Withdrawal of ACE inhibitor therapy may, in turn, up-regulate receptor subtypes
and promote the structural and electrical remodeling of the atria.23
Cardiopulmonary bypass is associated with an ischemia-reperfusion injury,
inducing a complex inflammatory response. Inflammatory changes have been reported
in patients with atrial fibrillation ranging from the presence of inflammatory
infiltrates in atrial biopsies27 to increased
concentrations of C-reactive protein.28,29 Acute
inflammation, particularly the development of pericarditis, is thought to
alter atrial coupling and lead to transient structural or electrical changes
that predispose patients to atrial fibrillation.30 In
our study, postoperative pericarditis was not a significant predictor of atrial
fibrillation and was diagnosed in only 1.2% of patients. However, administering
NSAIDs was associated with a reduction in the odds of developing atrial fibrillation,
suggesting that inflammation may contribute to the pathogenesis of postoperative
To the best of our knowledge, our study is also the first to examine
the predictors of recurrent in-hospital atrial fibrillation, which was observed
commonly in older patients with aortic atherosclerosis and left ventricular
hypertrophy.
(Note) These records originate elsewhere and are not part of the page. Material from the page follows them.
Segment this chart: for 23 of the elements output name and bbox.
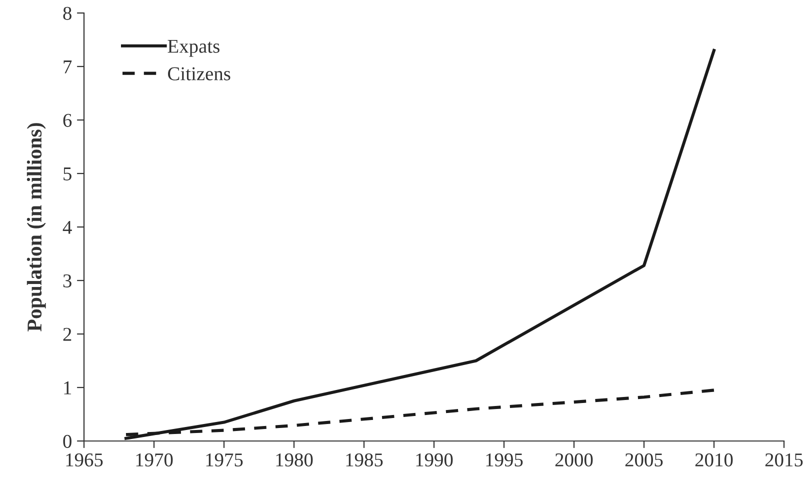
legend-label: Expats <box>168 40 220 57</box>
x-tick-label: 1990 <box>416 453 453 466</box>
legend-label: Citizens <box>168 67 230 80</box>
y-tick-label: 7 <box>64 60 72 74</box>
x-tick-label: 2005 <box>625 453 663 466</box>
y-tick-label: 1 <box>64 381 72 394</box>
y-tick-label: 0 <box>63 434 72 448</box>
x-tick-label: 1995 <box>486 453 523 466</box>
y-tick-label: 4 <box>62 220 72 234</box>
y-axis-title: Population (in millions) <box>26 123 46 332</box>
x-tick-label: 1965 <box>66 453 103 466</box>
x-tick-label: 2000 <box>555 453 593 466</box>
x-tick-label: 1970 <box>136 453 173 466</box>
y-tick-label: 3 <box>63 274 72 288</box>
y-tick-label: 5 <box>64 168 72 180</box>
x-tick-label: 2015 <box>765 453 803 466</box>
x-tick-label: 1985 <box>346 453 383 466</box>
x-tick-label: 2010 <box>695 453 733 466</box>
y-tick-label: 8 <box>63 6 72 20</box>
x-tick-label: 1975 <box>206 453 243 466</box>
x-tick-label: 1980 <box>276 453 313 466</box>
y-tick-label: 6 <box>63 114 72 127</box>
y-tick-label: 2 <box>63 328 72 341</box>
The latter has been shown to correlate with atrial fibrillation
and systolic hypertension, which, in turn is associated with increased aortic
rigidity from aortic atherosclerosis.10,16,31 The
interaction between these comorbid conditions and atrial fibrillation, whether
genetic, inflammatory, or physiological, are poorly defined and often coexist,
such that pathophysiological distinctions become difficult. The inverse relationship
between CHF and recurrent atrial fibrillation is both surprising and unclear.
On the other hand, our findings of increased recurrence of atrial fibrillation
following withdrawal of β-blocker or ACE inhibitor therapy and diminished
risk of recurrence from treatment with amiodarone or digoxin strengthen existing
reports and recommendations for management of atrial fibrillation32 and, more important, for lowering morbid and fatal
perioperative vascular events. Lastly, bicaval venous cannulation (most often
performed for mitral valve surgery) may predispose toward recurrent atrial
fibrillation as a consequence of greater surgical injury.
Limitations to our study include its observational design. Thus, the
effects of medications are likely to be overestimated and confounded by treatment
bias wherein patients with greater comorbidities may be less likely to receive β-blockers
or NSAIDs. However, the described associations of atrial fibrillation with
drug therapy were independent of postoperative markers of illness severity
such as CHF, MI, and inotropic therapy. Second, episodes of atrial fibrillation
may have been missed because of the lack of continuous electrocardiographic
monitoring, although the recorded incidence of atrial fibrillation is comparable
with other published reports. Third, systematic electrolyte concentrations
were not obtained. Thus, the potential for significant temporal variation
in serum electrolyte concentrations in patients after CABG surgery makes it
difficult to accurately categorize electrolyte abnormalities. Fourth, although
our study revealed no effect of amiodarone in reducing postoperative atrial
fibrillation, a larger sample of patients treated with preoperative amiodarone
is needed. Finally, the model for recurrent atrial fibrillation only has moderate
discriminative power (area under the ROC curve, 0.66) and thus, our findings
need to be confirmed prior to the widespread application of this risk index.
In summary, the Multicenter Study of Perioperative Ischemia atrial fibrillation
risk index may be used to identify patients for whom prophylactic therapy
might be most effective,33 to optimize current
therapeutic regimens, and to define patient selection criteria for future
interventional trials. Our findings indicate that discontinuation of certain
cardiovascular medications may be unwise and that ACE inhibitors and/or NSAIDs
may offer protection against postoperative atrial fibrillation. Patients with
recurrent atrial fibrillation are at greater risk for postoperative complications
and aggressive intervention should be considered.